La Bérézina de l'être ; la grande débâcle du vouloir-vivre... Tout cela dans un peu de matière fécale moulée.
(Luc Pulflop, Prière d'incinérer. Dégoût)
Orgue à chats
23 janvier. — « Mais en fait de cacophonie, tout a été tenté, et nous voyons jusqu'à des concerts de chats pour ajouter à la pompe des fêtes religieuses qui eurent lieu à Bruxelles, en 1549, le jour de l'octave de l'Ascension, en l'honneur d'une image miraculeuse de la Vierge. Ce jour-là, pendant la procession et après le passage de l'archange Michel, on vit paraître un chariot sur lequel était assis un ours touchant de l'orgue. Le jeu de cet orgue était formé d'une vingtaine de chats enfermés séparément dans des caisses étroites.
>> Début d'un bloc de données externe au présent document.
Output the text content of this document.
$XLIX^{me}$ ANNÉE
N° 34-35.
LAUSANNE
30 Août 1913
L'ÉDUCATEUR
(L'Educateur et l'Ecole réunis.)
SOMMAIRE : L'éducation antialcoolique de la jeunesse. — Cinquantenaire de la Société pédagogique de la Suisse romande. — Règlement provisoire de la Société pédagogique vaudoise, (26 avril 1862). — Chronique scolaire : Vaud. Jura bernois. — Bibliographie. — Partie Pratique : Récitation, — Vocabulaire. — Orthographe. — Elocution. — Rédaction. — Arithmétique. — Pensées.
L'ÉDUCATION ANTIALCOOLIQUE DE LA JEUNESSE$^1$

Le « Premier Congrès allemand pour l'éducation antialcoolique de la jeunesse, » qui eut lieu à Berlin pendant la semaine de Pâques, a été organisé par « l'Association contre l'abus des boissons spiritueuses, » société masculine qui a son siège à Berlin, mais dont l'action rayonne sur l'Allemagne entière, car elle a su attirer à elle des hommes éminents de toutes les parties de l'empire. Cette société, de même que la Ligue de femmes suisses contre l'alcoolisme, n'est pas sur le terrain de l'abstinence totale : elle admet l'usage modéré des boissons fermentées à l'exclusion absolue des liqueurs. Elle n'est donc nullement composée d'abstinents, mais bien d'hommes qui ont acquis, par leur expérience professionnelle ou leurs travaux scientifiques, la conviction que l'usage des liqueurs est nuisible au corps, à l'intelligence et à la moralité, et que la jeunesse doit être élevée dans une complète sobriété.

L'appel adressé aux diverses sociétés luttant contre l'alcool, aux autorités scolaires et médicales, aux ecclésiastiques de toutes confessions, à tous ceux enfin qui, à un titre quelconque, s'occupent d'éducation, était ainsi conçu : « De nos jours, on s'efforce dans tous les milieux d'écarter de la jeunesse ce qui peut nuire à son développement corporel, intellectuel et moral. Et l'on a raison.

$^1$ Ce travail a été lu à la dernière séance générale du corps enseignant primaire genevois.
Au-dessus de ces caisses passaient les queues des animaux liées à des cordes attachées au registre de l'orgue et correspondant aux touches. [...] L'ours, en pressant les touches de l'instrument vivant, tirait les queues des chats, ce qui leur faisait miauler des tailles, des dessus, des basses, d'une harmonie qui, sans aucun doute, devait être fort agréable à Dieu. » (Jean-Baptiste Weckerlin, Nouveau Musiciana : extraits d'ouvrages rares ou bizarres, anecdotes, lettres, etc. concernant la musique et les musiciens, 1890)
— Ô inventivité satanique du monstre bipède !
(Barzelus Foukizarian, Journal ontologique critique)
Inscription à :
Articles (Atom)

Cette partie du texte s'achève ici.